Meditation und Markt mit Dax Werner
Der SPD-Code
SPD-Urgestein und Millenial-Versteher Christopher Lauer hat damit gedroht, sich für den SPD-Parteivorsitz zu bewerben. Ich habe den entsprechenden Tweet natürlich sofort gemeldet ("Fällt unter das Netzwerkdurchsetzungsgesetz"), denn das kann nun wirklich kein vernünftiger Mensch auf der Welt wollen, und vielleicht bin ich über die Sache mit den Rocker Beans letzte Woche demütig geworden, aber: Lauer, das hat selbst die SPD nicht verdient. Der Tweet steht zu meinem Ärger immer noch für alle lesbar im Internet, aber er hat mich auf einen sehr, sehr interessanten Gedanken gebracht.
Und zwar ist die Innovation, die es jetzt in der SPD braucht, eine völlig andere. Und ich glaube, ich habe gestern Nacht genau die Innovation geträumt, die die SPD noch retten könnte. Die Rede ist von der vollautomatisierten Sozialdemokratie: der SPD-Code. Oder, etwas geiler: die SPD 4.0. Das Konzept hinter diesen scharfen Catchphrases ist denkbar einfach: Man muss die Partei endlich vom Ballast ihres Spitzenpersonals befreien – und durch einen coolen Algorithmus ersetzen: Hashtag vollautmatisierte Partei. Und wenn man Kevin Kühnert und Lars Klingbeil und so weiter genau zuhört, ist der Plan sogar genau auf ihrer Linie: Denn schließlich fordern die Spitzenvertreter der SPD ja schon lange ein Ende der Personaldebatten und eine Rückkehr zur Sacharbeit. Was könnte nun mehr Sacharbeit sein, als ein komplett menschenleeres Willy-Brandt-Haus, in dem nur noch unten im Serverraum Licht brennt und wo dann 24/7 coole sozialdemokratische Sachen wie Mindestlohn ausgerechnet werden? Traumschön.
Ich höre die Fragezeichen an euren Endgeräten und ich möchte laut rufen: Ja, warum denn nicht? Nichts ist mehr unmöglich in einer Zeit, in der Ihre-Nazi-Opas-abfeiernde Konservative wie Friedrich Merz erst das gesamte bisherige 21. Jahrhundert damit zubringen, bei Cum-Ex-Geschäften geil abzukassieren und dann, im Herbst 2018, wieder aus der Versenkung auftauchen, um uns – warum auch immer – in so ein ausgedachtes 20.-Jahrhundert-Deutschland reinzumanövrieren.

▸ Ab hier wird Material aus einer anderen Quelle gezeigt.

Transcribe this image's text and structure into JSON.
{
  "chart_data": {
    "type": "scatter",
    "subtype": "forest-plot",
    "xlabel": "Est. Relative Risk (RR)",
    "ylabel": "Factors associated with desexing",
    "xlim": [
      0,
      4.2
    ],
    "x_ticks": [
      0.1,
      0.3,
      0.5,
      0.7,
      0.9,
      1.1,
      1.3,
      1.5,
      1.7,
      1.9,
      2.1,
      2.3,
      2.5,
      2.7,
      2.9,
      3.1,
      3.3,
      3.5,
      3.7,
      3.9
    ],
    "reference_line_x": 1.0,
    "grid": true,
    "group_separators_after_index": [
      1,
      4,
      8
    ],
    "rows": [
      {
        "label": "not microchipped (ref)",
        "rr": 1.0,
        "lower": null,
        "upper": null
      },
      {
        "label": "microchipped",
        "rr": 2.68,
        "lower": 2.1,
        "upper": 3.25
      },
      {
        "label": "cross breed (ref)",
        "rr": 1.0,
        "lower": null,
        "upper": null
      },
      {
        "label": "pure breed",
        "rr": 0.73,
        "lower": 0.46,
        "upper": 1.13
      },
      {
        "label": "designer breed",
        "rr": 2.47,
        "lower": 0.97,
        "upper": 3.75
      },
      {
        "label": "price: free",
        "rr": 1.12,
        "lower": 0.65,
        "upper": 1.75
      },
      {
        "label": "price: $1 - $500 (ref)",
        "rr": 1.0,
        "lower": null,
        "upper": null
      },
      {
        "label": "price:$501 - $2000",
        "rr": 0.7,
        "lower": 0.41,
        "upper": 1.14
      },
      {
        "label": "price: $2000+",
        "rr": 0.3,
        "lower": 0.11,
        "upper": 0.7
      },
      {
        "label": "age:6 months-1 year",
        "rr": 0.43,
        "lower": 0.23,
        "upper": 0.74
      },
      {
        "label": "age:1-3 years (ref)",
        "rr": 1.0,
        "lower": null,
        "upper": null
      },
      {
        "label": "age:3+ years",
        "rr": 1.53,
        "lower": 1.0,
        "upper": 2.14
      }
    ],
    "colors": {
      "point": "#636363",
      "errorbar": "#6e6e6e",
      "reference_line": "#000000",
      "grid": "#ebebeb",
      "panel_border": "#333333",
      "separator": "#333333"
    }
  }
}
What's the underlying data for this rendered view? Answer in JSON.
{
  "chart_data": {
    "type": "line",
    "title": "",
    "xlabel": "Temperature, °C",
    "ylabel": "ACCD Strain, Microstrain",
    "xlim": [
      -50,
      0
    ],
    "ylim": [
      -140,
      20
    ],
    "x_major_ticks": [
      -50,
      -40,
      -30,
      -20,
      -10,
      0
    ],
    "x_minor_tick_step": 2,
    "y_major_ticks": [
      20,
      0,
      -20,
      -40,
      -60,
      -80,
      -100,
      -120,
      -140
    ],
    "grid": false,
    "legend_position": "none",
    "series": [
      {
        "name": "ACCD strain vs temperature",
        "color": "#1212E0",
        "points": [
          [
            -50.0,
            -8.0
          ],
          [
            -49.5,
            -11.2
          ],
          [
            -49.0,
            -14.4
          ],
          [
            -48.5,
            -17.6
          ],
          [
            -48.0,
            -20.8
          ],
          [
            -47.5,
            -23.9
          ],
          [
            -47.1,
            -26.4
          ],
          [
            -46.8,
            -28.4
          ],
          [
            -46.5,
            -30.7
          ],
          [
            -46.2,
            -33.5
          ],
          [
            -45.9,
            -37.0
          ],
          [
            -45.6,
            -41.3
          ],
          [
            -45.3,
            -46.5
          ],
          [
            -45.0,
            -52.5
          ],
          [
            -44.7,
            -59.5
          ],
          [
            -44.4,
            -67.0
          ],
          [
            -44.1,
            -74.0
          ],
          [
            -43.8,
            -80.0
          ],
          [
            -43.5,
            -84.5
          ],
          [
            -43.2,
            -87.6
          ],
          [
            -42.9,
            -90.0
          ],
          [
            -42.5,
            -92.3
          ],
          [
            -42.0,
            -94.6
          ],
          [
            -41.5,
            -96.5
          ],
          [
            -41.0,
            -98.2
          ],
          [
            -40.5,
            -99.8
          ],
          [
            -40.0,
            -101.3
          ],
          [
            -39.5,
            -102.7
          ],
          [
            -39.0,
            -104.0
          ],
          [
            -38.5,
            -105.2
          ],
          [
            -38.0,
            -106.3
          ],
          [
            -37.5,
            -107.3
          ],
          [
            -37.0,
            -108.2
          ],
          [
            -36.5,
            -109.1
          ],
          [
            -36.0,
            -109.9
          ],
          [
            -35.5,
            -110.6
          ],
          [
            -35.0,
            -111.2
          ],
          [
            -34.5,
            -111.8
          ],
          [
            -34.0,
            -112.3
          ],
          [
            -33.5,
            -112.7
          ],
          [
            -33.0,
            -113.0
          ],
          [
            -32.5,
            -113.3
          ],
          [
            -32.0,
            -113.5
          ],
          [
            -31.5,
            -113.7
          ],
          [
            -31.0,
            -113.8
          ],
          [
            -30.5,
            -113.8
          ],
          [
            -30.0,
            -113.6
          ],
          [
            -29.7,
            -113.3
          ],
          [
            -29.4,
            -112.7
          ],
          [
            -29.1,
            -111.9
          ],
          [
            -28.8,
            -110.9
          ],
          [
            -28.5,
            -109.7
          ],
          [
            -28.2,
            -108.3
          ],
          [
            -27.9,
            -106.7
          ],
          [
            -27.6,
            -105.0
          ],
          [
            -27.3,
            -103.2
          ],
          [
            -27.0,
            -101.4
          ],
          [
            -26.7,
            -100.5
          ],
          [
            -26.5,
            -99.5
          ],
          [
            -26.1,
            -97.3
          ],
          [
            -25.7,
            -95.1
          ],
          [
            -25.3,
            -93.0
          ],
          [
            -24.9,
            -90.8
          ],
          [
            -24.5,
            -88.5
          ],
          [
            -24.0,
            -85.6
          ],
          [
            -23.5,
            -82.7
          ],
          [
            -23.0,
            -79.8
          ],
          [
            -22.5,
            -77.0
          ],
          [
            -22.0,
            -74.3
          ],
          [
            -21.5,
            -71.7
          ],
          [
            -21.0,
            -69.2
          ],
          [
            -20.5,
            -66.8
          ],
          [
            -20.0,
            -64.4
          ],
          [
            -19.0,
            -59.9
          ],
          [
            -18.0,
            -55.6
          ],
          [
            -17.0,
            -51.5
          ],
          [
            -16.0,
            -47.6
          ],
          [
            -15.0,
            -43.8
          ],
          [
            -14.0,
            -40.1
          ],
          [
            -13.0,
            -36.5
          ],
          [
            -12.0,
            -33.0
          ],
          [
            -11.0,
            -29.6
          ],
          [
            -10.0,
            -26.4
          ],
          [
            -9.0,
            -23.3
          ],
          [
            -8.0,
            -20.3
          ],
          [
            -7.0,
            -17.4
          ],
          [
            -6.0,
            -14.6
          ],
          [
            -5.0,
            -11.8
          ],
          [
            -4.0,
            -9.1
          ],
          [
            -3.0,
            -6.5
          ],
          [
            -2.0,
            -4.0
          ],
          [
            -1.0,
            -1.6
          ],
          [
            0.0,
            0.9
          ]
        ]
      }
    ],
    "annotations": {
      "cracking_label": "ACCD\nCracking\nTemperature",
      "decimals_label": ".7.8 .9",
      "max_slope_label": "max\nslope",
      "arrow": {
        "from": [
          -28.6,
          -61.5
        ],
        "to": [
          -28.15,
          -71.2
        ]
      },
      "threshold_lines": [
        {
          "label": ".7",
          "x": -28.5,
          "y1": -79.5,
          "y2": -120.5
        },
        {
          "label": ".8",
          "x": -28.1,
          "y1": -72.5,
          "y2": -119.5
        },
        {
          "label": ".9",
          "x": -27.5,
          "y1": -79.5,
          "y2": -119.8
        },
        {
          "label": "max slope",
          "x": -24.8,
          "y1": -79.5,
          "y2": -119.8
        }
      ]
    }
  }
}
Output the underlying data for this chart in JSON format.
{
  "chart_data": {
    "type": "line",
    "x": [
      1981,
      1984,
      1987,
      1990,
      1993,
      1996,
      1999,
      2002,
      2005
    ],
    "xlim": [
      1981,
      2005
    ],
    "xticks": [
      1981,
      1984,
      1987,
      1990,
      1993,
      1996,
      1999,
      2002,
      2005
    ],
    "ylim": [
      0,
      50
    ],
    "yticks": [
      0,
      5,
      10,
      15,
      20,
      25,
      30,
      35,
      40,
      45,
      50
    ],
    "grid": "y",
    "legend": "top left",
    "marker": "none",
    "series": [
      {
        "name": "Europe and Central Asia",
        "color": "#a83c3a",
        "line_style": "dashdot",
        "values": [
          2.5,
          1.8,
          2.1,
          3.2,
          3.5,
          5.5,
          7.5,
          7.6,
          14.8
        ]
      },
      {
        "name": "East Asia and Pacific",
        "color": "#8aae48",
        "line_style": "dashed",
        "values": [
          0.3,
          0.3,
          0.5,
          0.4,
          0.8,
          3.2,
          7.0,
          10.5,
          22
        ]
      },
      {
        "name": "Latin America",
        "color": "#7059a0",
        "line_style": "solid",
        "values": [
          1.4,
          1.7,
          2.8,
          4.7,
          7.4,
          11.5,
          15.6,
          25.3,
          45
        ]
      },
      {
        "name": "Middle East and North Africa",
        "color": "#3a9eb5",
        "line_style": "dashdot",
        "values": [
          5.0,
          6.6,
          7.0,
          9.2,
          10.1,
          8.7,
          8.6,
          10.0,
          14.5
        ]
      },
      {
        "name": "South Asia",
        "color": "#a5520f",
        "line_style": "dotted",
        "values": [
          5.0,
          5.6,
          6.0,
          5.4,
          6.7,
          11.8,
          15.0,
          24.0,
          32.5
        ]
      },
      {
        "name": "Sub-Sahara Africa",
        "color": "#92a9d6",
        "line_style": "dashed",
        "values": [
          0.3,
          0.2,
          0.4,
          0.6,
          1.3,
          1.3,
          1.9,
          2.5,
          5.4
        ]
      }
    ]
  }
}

Da müssen wir gegenhalten, Leute. Und zwar mit purer Rechenpower. Moderne Hochleistungsrechner sind schon heute in der Lage, jedes Börsenparkett der Welt aus nichtigen Gründen in den Keller zu ficken, z.B. weil die vorherrschende Stimmung in der täglichen Gefühlsumfrage auf "Zeit"-online mal wieder "merkelgenervt" ist oder weil auf Twitter ein Heiko Maas-Meme trendet.
Erobern wir uns die Technik zurück! Die Vorteile der SPD 4.0 liegen auf der Hand: Codes machen kein Cash mit merkwürdigen Nebentätigkeiten ("Hups, die gehörten echt zu RWE?") und organisieren sich auch nicht in irgendwelchen gruseligen Seeheimer Kreisen. Das allergeilste am SPD Code ist aber, dass Bots nicht hilflos – komme was wolle - an ihren Posten klammern, bloß weil sie partout nicht wissen, wie es nach der Partei überhaupt weitergehen soll.
Sogar ein Comeback des einstigen SPD-Schwergewichts Sigmar Gabriel wäre dann wieder denkbar, natürlich nur als Hologramm, so dass er von nun an gleichzeitig auf 28 Stadtfesten und Bierzelten performen kann, während er in Wahrheit – wie der Autor dieser Kolumne – Text um Text in sein Smartphone diktiert, um auf die 15 bis 30 Tausend Euro pro Monat von Holtzbrinck zu kommen.
Lasst uns Thilo Sarrazin, den alten Sozen-Klapskalli, neudenken: Nicht ein Land, aber eine Partei schafft sich ab. Und träumt sich neu, als Code. Wird die Sozialdemokratie so endlich wieder sexy und erfolgreich? Ich weiß es nicht, aber wahrscheinlich eher nicht. Sollten wir es trotzdem ausprobieren? Unbedingt. Wie viele Fragen kann man sich im letzten Absatz selber stellen und beantworten, um auf möglichst viele Zeichen zu kommen? Bei drei sollte Schluss sein.
Packen wir's an, Genossen. Irgendwie.